Tuesday, June 29, 2010

Why Soccer Really Won't Work In America

Now the pundits want to discuss the impact the 2010 World Cup will have on the future of soccer in the United States. Some think this will start to take off and the sport will flourish. Others think that we'll just go back to our daily lives and not care again.

I think the latter will happen.

I do think soccer will get a slight up-tick (more on that later). But soccer will never be very meaningful in this country. It wasn't after Pele joined the American pro leagues. It wasn't after the U.S. hosted the 1994 World Cup.
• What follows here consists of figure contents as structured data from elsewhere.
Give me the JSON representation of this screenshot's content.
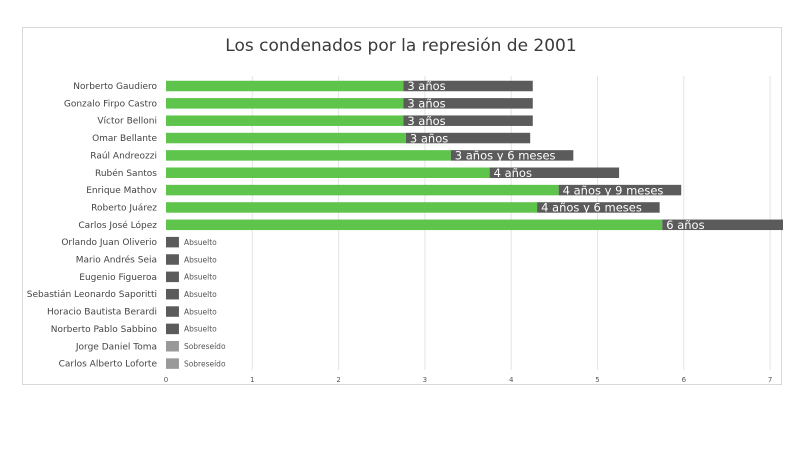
{
  "chart_data": {
    "type": "bar",
    "orientation": "horizontal",
    "stacked": true,
    "title": "Los condenados por la represión de 2001",
    "xlim": [
      0,
      7
    ],
    "xticks": [
      0,
      1,
      2,
      3,
      4,
      5,
      6,
      7
    ],
    "grid": "vertical",
    "legend": "none",
    "colors": {
      "green": "#5fc44b",
      "dark": "#5b5b5b",
      "light": "#999999"
    },
    "rows": [
      {
        "name": "Norberto Gaudiero",
        "green": 2.75,
        "dark": 1.5,
        "label": "3 años",
        "label_style": "inside"
      },
      {
        "name": "Gonzalo Firpo Castro",
        "green": 2.75,
        "dark": 1.5,
        "label": "3 años",
        "label_style": "inside"
      },
      {
        "name": "Víctor Belloni",
        "green": 2.75,
        "dark": 1.5,
        "label": "3 años",
        "label_style": "inside"
      },
      {
        "name": "Omar Bellante",
        "green": 2.78,
        "dark": 1.44,
        "label": "3 años",
        "label_style": "inside"
      },
      {
        "name": "Raúl Andreozzi",
        "green": 3.3,
        "dark": 1.42,
        "label": "3 años y 6 meses",
        "label_style": "inside"
      },
      {
        "name": "Rubén Santos",
        "green": 3.75,
        "dark": 1.5,
        "label": "4 años",
        "label_style": "inside"
      },
      {
        "name": "Enrique Mathov",
        "green": 4.55,
        "dark": 1.42,
        "label": "4 años  y 9 meses",
        "label_style": "inside"
      },
      {
        "name": "Roberto Juárez",
        "green": 4.3,
        "dark": 1.42,
        "label": "4 años  y 6 meses",
        "label_style": "inside"
      },
      {
        "name": "Carlos José López",
        "green": 5.75,
        "dark": 1.5,
        "label": "6 años",
        "label_style": "inside"
      },
      {
        "name": "Orlando Juan Oliverio",
        "green": 0,
        "dark": 0.15,
        "label": "Absuelto",
        "label_style": "outside"
      },
      {
        "name": "Mario Andrés Seia",
        "green": 0,
        "dark": 0.15,
        "label": "Absuelto",
        "label_style": "outside"
      },
      {
        "name": "Eugenio Figueroa",
        "green": 0,
        "dark": 0.15,
        "label": "Absuelto",
        "label_style": "outside"
      },
      {
        "name": "Sebastián Leonardo Saporitti",
        "green": 0,
        "dark": 0.15,
        "label": "Absuelto",
        "label_style": "outside"
      },
      {
        "name": "Horacio Bautista Berardi",
        "green": 0,
        "dark": 0.15,
        "label": "Absuelto",
        "label_style": "outside"
      },
      {
        "name": "Norberto Pablo Sabbino",
        "green": 0,
        "dark": 0.15,
        "label": "Absuelto",
        "label_style": "outside"
      },
      {
        "name": "Jorge Daniel Toma",
        "green": 0,
        "light": 0.15,
        "label": "Sobreseído",
        "label_style": "outside"
      },
      {
        "name": "Carlos Alberto Loforte",
        "green": 0,
        "light": 0.15,
        "label": "Sobreseído",
        "label_style": "outside"
      }
    ]
  }
}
It won't be now.

The difference is that here, the best athletes don't play soccer. In nearly every other country, the best athletes are pushed into soccer and that is the sport everyone is dying to play. In the U.S., the best athletes want to play basketball, football or baseball. Soccer picks up only the diehards.

Imagine if guys like LeBron James, Kobe Bryant, Adrian Peterson, Joe Mauer, Jimmy Rollins, Dwyane Wade and Chris Johnson played soccer instead of their respective sports. The Americans would field a team with so much athleticsm and (probably) skill that we'd be among the elite in the world soccer community. Those guys won't play soccer, though, so we don't have to worry about that.
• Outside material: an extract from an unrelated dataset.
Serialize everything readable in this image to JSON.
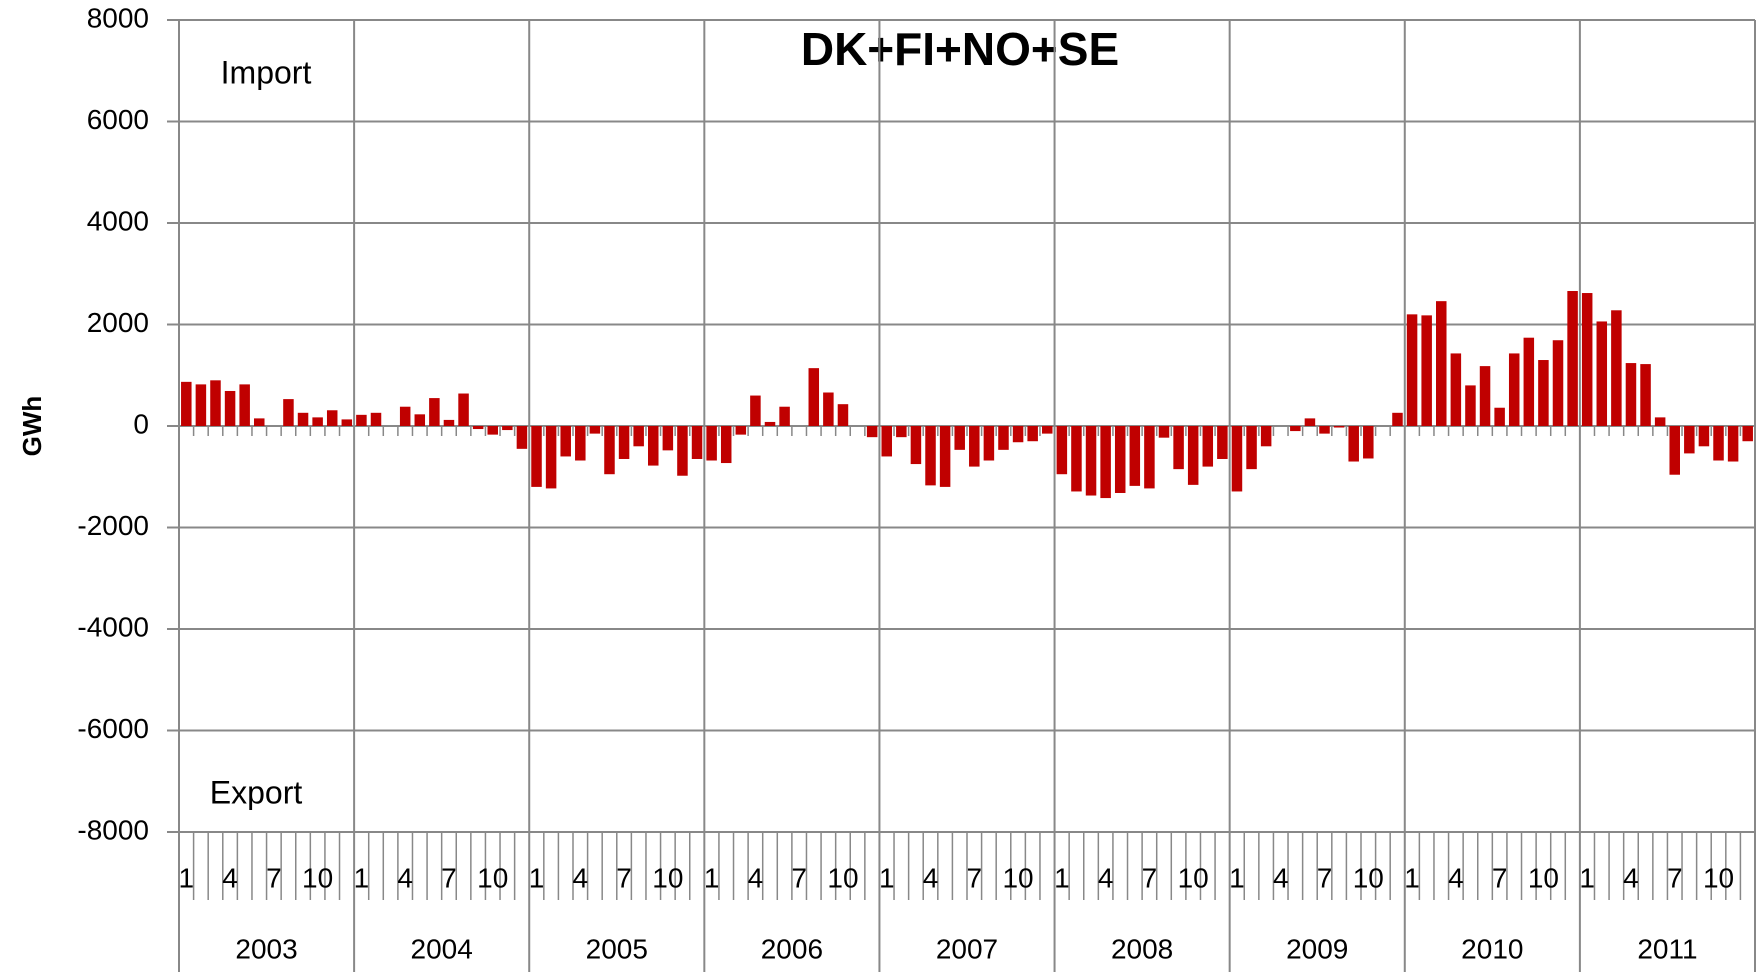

The one thing soccer could have going for it is if they decide to reach out to the inner cities and latch on to the growing Hispanic communities out there. It would still be hard to get kids growing up in America to play soccer no matter their nationality, but you'd have a better chance going after kids whose parents grew up loving the game. Outside of that, I don't see soccer exploding here for a long, long time.